Bjarne Nigaard from the Danish Emergency Services emphasised that the fire service was greatly helped by the wet weather this year.
“Although we have been busy, we have not been quite as busy”, he told newswire Ritzau. But he added that around a third of the call outs could have been avoided.
“These are typically waste containers and dustbins that are set on fire on purpose. And quite a few car owners who parked their vehicles in a car park, will find out tomorrow their cars have been burnt down”, Nigaard said on Saturday evening.
In Copenhagen’s Nordvest, a preventable fire spread to the roof of a neighbouring property, causing 24 apartments to be evacuated and 50 firefighters being deployed.
In total, 1,800 firefighters were on duty in Denmark this year on New Year’s Eve.
There were also fewer medical call outs this year.
1,289 calls were made to 112 regarding illness or injury, compared to New Year’s Eve last year, when there were 1,442 calls. 55 calls were due to fireworks.
Despite the decrease, that figure is still four times higher than an average day, according Southern Region Denmark’s monitoring centre, which collected data from the country’s five regions.
Medical emergency vehicles were dispatched 942 times through the night from 6pm until 6am, including five trips from medical helicopters.
“The busiest night we have. That’s it, even with these new figures”, Gitte Jørgensen, pre-hospital manager in Southern Region Denmark, told newswire Ritzau.
The lower number of medical call outs was also put down to the wet weather.
“In a large part of the country, the weather has not really been good for being outside, and that always means there is a little less to tend to,” Jørgensen said.
The eye departments at the country’s hospitals treated 25 people on New Year’s Eve, according to eye surgeon Ulrik Correll Christensen at Rigshospitalet, who has collected figures from all over the country.
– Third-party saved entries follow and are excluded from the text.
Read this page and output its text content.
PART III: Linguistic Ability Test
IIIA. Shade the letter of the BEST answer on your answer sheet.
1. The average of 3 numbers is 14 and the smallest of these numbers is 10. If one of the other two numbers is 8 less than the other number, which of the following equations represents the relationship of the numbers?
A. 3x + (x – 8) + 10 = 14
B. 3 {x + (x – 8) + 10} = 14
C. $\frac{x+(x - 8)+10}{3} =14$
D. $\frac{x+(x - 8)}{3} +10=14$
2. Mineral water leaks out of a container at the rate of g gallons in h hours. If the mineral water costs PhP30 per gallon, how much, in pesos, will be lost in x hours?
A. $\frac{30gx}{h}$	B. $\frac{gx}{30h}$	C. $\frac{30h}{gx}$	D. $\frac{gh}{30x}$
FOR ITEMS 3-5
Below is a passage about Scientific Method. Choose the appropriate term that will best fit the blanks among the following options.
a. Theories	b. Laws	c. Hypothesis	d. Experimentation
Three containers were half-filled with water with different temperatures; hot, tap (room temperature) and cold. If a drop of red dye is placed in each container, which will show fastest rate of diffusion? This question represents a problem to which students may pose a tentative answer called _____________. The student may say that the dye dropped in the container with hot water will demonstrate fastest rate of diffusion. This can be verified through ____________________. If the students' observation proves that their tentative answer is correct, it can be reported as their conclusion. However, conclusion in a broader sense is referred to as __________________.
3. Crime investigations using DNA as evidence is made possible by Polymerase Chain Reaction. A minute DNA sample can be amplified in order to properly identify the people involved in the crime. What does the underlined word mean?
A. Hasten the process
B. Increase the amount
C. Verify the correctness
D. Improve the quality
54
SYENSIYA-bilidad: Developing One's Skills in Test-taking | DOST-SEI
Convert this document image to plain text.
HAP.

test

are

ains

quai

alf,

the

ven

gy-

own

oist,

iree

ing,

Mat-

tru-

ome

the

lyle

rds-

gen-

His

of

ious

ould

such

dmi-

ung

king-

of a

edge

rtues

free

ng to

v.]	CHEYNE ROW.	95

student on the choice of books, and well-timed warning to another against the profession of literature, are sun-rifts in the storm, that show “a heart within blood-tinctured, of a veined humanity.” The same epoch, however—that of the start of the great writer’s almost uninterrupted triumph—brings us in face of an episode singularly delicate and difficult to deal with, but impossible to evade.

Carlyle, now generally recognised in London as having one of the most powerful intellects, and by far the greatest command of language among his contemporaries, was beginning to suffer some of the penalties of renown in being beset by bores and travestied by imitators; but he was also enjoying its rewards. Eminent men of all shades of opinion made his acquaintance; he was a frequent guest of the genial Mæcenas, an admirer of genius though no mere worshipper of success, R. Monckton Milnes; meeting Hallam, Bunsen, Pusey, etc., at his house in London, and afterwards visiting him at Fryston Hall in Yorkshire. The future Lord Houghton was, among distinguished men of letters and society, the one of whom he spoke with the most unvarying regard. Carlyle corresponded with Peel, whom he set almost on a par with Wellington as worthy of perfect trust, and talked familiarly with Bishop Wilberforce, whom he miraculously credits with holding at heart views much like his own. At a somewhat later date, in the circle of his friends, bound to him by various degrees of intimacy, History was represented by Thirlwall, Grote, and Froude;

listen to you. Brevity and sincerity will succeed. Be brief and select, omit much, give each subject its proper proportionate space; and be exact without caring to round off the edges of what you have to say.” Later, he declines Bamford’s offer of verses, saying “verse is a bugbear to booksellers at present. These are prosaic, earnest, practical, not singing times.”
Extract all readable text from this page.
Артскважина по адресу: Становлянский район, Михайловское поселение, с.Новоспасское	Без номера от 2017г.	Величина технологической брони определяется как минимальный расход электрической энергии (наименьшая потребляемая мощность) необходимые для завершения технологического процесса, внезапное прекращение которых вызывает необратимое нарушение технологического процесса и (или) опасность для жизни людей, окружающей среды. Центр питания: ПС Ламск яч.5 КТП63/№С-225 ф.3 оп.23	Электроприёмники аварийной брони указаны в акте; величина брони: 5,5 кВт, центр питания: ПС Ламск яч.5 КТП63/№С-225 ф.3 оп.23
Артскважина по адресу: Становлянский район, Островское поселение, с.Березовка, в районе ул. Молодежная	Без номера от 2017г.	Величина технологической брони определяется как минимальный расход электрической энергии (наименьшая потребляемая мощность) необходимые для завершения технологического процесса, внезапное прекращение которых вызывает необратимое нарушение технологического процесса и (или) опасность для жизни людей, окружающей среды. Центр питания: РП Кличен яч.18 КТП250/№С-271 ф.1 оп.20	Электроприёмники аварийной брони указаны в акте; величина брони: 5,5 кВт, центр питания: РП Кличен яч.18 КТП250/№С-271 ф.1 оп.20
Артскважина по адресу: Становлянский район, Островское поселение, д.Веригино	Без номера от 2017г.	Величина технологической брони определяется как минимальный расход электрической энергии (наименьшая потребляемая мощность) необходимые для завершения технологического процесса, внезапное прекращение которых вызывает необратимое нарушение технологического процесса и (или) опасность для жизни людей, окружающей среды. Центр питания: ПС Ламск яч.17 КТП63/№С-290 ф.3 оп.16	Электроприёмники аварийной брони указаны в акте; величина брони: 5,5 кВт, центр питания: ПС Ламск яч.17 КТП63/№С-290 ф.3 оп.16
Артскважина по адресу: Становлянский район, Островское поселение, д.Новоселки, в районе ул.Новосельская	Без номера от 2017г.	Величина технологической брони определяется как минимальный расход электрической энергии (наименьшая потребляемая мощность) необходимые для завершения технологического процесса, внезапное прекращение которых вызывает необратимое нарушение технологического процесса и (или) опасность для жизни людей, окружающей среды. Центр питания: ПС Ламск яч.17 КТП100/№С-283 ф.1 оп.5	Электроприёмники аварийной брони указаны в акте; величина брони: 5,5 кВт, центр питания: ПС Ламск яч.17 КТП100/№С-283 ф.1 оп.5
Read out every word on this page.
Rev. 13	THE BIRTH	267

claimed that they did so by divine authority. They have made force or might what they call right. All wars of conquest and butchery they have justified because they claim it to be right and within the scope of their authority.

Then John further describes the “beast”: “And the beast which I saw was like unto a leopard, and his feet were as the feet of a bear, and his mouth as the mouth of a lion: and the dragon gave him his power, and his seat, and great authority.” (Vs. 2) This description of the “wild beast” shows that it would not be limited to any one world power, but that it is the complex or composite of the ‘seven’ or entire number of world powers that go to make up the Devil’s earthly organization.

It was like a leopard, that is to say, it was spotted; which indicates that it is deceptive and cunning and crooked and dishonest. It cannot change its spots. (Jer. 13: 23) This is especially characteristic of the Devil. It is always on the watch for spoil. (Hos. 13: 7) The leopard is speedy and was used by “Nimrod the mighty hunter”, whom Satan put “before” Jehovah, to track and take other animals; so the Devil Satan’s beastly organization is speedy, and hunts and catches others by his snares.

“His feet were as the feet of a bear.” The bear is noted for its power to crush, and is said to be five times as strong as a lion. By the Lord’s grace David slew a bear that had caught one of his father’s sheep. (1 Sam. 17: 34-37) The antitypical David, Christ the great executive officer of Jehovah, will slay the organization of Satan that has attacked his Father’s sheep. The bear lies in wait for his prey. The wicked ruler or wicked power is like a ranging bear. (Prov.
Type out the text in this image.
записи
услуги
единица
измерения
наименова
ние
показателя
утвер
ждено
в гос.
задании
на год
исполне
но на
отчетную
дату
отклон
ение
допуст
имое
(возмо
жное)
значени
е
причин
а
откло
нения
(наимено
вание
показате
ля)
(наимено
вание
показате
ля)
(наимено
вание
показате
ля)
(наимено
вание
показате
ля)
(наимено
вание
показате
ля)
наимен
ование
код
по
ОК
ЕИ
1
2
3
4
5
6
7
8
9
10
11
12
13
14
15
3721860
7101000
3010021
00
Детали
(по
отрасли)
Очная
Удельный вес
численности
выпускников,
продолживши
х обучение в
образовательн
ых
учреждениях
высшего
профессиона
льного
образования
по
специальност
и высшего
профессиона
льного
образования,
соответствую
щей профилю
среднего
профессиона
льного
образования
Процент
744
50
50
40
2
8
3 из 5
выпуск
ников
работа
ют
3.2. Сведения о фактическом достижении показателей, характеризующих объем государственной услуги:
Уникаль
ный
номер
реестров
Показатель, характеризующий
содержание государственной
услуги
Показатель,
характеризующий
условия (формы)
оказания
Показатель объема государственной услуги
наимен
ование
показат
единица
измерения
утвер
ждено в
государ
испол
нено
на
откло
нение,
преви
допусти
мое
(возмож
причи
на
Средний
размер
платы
This is compared to 16 people on New Year’s Eve last year.
“It is very normal that we see between 20-25 people who are injured around New Year. There have been some injuries in the days leading up to New Year, and there will also be some in the next few days, so the total number will probably be higher”, Correll Christensen told newswire Ritzau.
All the eye injuries have been boys and men under the age of 50. A third of them have been under the age of 18 and the youngest was 13 years old. 23 of the 25 injured did not wear safety goggles.
Correll Christensen did however say that the eye injuries were a little milder this year but that it was only around New Year’s Eve that hospitals receive eye injuries from burns and explosions, as a result of fireworks.